If out-of-home advertisers can harness the drama inherent to giant-sized billboards and their unique position in the market, Boches argues, the industry's longevity looks bright. This strategy, of course, involves incorporating more interactive elements and social utility. In the U.K., for example, Pepsi Max has experimented with putting user-generated Vine videos on billboards. In a campaign titled Smarter Cities for IBM, the advertising firm Ogilvy designed outdoor ads that double as benches, ramps up stairs, and shelters from the rain. In this sense, these IBM promotions don't just describe how the corporation can make cities smarter; they show it by becoming a useful part of the infrastructure.

"That being said," Boches adds, "there is a lot of crap and local car dealerships whose advertising is damaging the power and potential of this great American medium."

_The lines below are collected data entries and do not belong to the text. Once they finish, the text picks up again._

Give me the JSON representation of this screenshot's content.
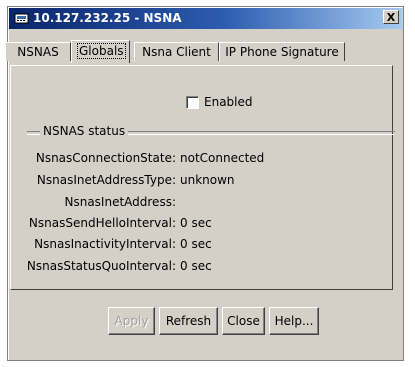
{
  "window": {
    "title": "10.127.232.25 - NSNA",
    "close_label": "X"
  },
  "tabs": [
    {
      "label": "NSNAS"
    },
    {
      "label": "Globals",
      "active": true
    },
    {
      "label": "Nsna Client"
    },
    {
      "label": "IP Phone Signature"
    }
  ],
  "globals": {
    "enabled_label": "Enabled",
    "enabled_checked": false,
    "group_title": "NSNAS status",
    "fields": [
      {
        "label": "NsnasConnectionState:",
        "value": "notConnected"
      },
      {
        "label": "NsnasInetAddressType:",
        "value": "unknown"
      },
      {
        "label": "NsnasInetAddress:",
        "value": ""
      },
      {
        "label": "NsnasSendHelloInterval:",
        "value": "0 sec"
      },
      {
        "label": "NsnasInactivityInterval:",
        "value": "0 sec"
      },
      {
        "label": "NsnasStatusQuoInterval:",
        "value": "0 sec"
      }
    ]
  },
  "buttons": {
    "apply": "Apply",
    "refresh": "Refresh",
    "close": "Close",
    "help": "Help..."
  }
}
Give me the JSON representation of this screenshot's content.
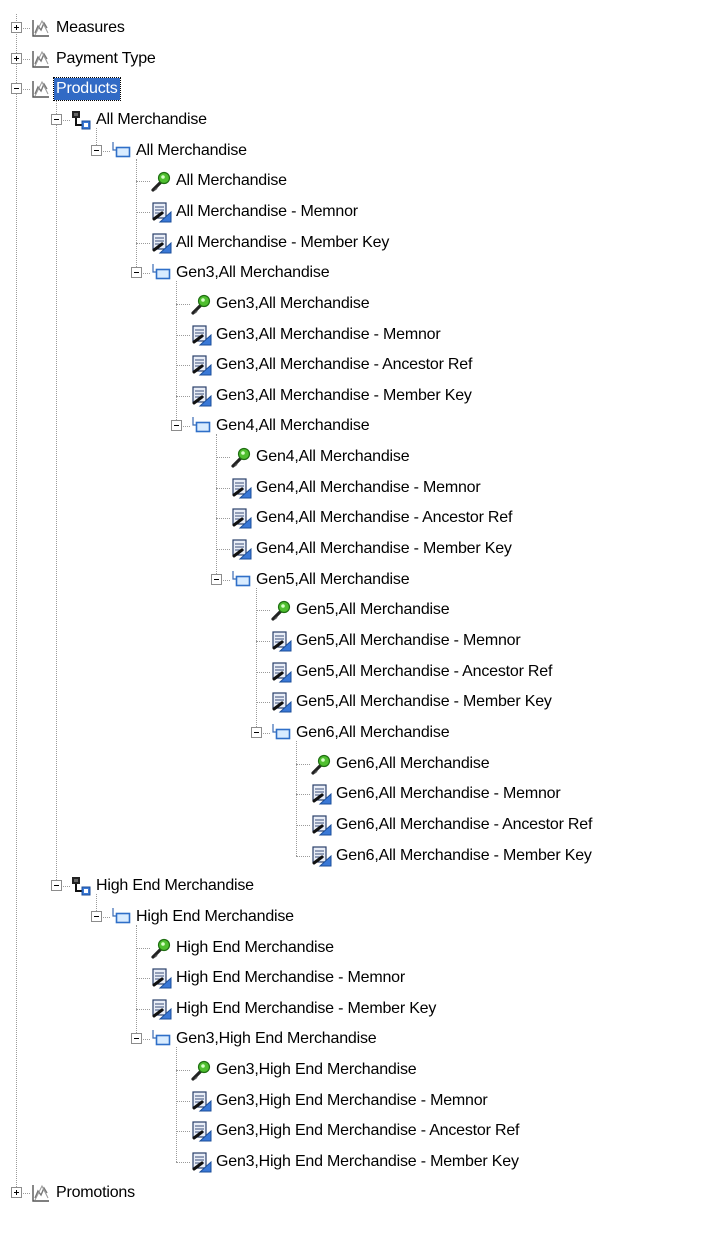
{
  "tree": {
    "nodes": [
      {
        "label": "Measures",
        "kind": "dimension",
        "level": 0,
        "state": "closed"
      },
      {
        "label": "Payment Type",
        "kind": "dimension",
        "level": 0,
        "state": "closed"
      },
      {
        "label": "Products",
        "kind": "dimension",
        "level": 0,
        "state": "open",
        "selected": true
      },
      {
        "label": "All Merchandise",
        "kind": "hierarchy",
        "level": 1,
        "state": "open"
      },
      {
        "label": "All Merchandise",
        "kind": "level",
        "level": 2,
        "state": "open"
      },
      {
        "label": "All Merchandise",
        "kind": "key",
        "level": 3
      },
      {
        "label": "All Merchandise -  Memnor",
        "kind": "attribute",
        "level": 3
      },
      {
        "label": "All Merchandise - Member Key",
        "kind": "attribute",
        "level": 3
      },
      {
        "label": "Gen3,All Merchandise",
        "kind": "level",
        "level": 3,
        "state": "open"
      },
      {
        "label": "Gen3,All Merchandise",
        "kind": "key",
        "level": 4
      },
      {
        "label": "Gen3,All Merchandise -  Memnor",
        "kind": "attribute",
        "level": 4
      },
      {
        "label": "Gen3,All Merchandise - Ancestor Ref",
        "kind": "attribute",
        "level": 4
      },
      {
        "label": "Gen3,All Merchandise - Member Key",
        "kind": "attribute",
        "level": 4
      },
      {
        "label": "Gen4,All Merchandise",
        "kind": "level",
        "level": 4,
        "state": "open"
      },
      {
        "label": "Gen4,All Merchandise",
        "kind": "key",
        "level": 5
      },
      {
        "label": "Gen4,All Merchandise -  Memnor",
        "kind": "attribute",
        "level": 5
      },
      {
        "label": "Gen4,All Merchandise - Ancestor Ref",
        "kind": "attribute",
        "level": 5
      },
      {
        "label": "Gen4,All Merchandise - Member Key",
        "kind": "attribute",
        "level": 5
      },
      {
        "label": "Gen5,All Merchandise",
        "kind": "level",
        "level": 5,
        "state": "open"
      },
      {
        "label": "Gen5,All Merchandise",
        "kind": "key",
        "level": 6
      },
      {
        "label": "Gen5,All Merchandise -  Memnor",
        "kind": "attribute",
        "level": 6
      },
      {
        "label": "Gen5,All Merchandise - Ancestor Ref",
        "kind": "attribute",
        "level": 6
      },
      {
        "label": "Gen5,All Merchandise - Member Key",
        "kind": "attribute",
        "level": 6
      },
      {
        "label": "Gen6,All Merchandise",
        "kind": "level",
        "level": 6,
        "state": "open"
      },
      {
        "label": "Gen6,All Merchandise",
        "kind": "key",
        "level": 7
      },
      {
        "label": "Gen6,All Merchandise -  Memnor",
        "kind": "attribute",
        "level": 7
      },
      {
        "label": "Gen6,All Merchandise - Ancestor Ref",
        "kind": "attribute",
        "level": 7
      },
      {
        "label": "Gen6,All Merchandise - Member Key",
        "kind": "attribute",
        "level": 7
      },
      {
        "label": "High End Merchandise",
        "kind": "hierarchy",
        "level": 1,
        "state": "open"
      },
      {
        "label": "High End Merchandise",
        "kind": "level",
        "level": 2,
        "state": "open"
      },
      {
        "label": "High End Merchandise",
        "kind": "key",
        "level": 3
      },
      {
        "label": "High End Merchandise -  Memnor",
        "kind": "attribute",
        "level": 3
      },
      {
        "label": "High End Merchandise - Member Key",
        "kind": "attribute",
        "level": 3
      },
      {
        "label": "Gen3,High End Merchandise",
        "kind": "level",
        "level": 3,
        "state": "open"
      },
      {
        "label": "Gen3,High End Merchandise",
        "kind": "key",
        "level": 4
      },
      {
        "label": "Gen3,High End Merchandise -  Memnor",
        "kind": "attribute",
        "level": 4
      },
      {
        "label": "Gen3,High End Merchandise - Ancestor Ref",
        "kind": "attribute",
        "level": 4
      },
      {
        "label": "Gen3,High End Merchandise - Member Key",
        "kind": "attribute",
        "level": 4
      },
      {
        "label": "Promotions",
        "kind": "dimension",
        "level": 0,
        "state": "closed"
      }
    ],
    "colors": {
      "selection": "#316ac5",
      "connector": "#9a9a9a",
      "icon_blue": "#3a78d6",
      "icon_green": "#4fbf2f"
    }
  }
}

Then again, today there's not always a clear distinction between art and advertising. The best kinds of ads seem to contain just as much creativity, mischief, romance, humor, and beauty as what people go to see in a gallery. And perhaps it's this blurriness that Art Everywhere U.S. is hoping to exploit. As eccentric media theorist Marshall McLuhan once put it, "Advertising is the greatest art form of the 20th century."

Still, for Jillian Steinhauer, a senior editor at the New York-based publication Hyperallergic, which covers news in the contemporary art world, an important difference remains.

"Art is ambiguity, nuance," Steinhauer tells me. "Advertising can only be subtle up until a point because there's a need to get a message across, whereas art—good art—may have a point, but it will also hopefully complicate that point, question it, raise it tentatively or in a way that seems weird or takes you forever to get."

She continues: "Increasingly, I think advertising wants to be like art, but it can never open up that space for questioning and confusion the way that good art does because then it would be bad advertising."

So, if a large poster displaying Mary Cassatt's "The Boating Party" on the side of a bus passes you by before the end of the month, keep in mind that both American's finest museums and the Outdoor Advertising Association of America hope you take note.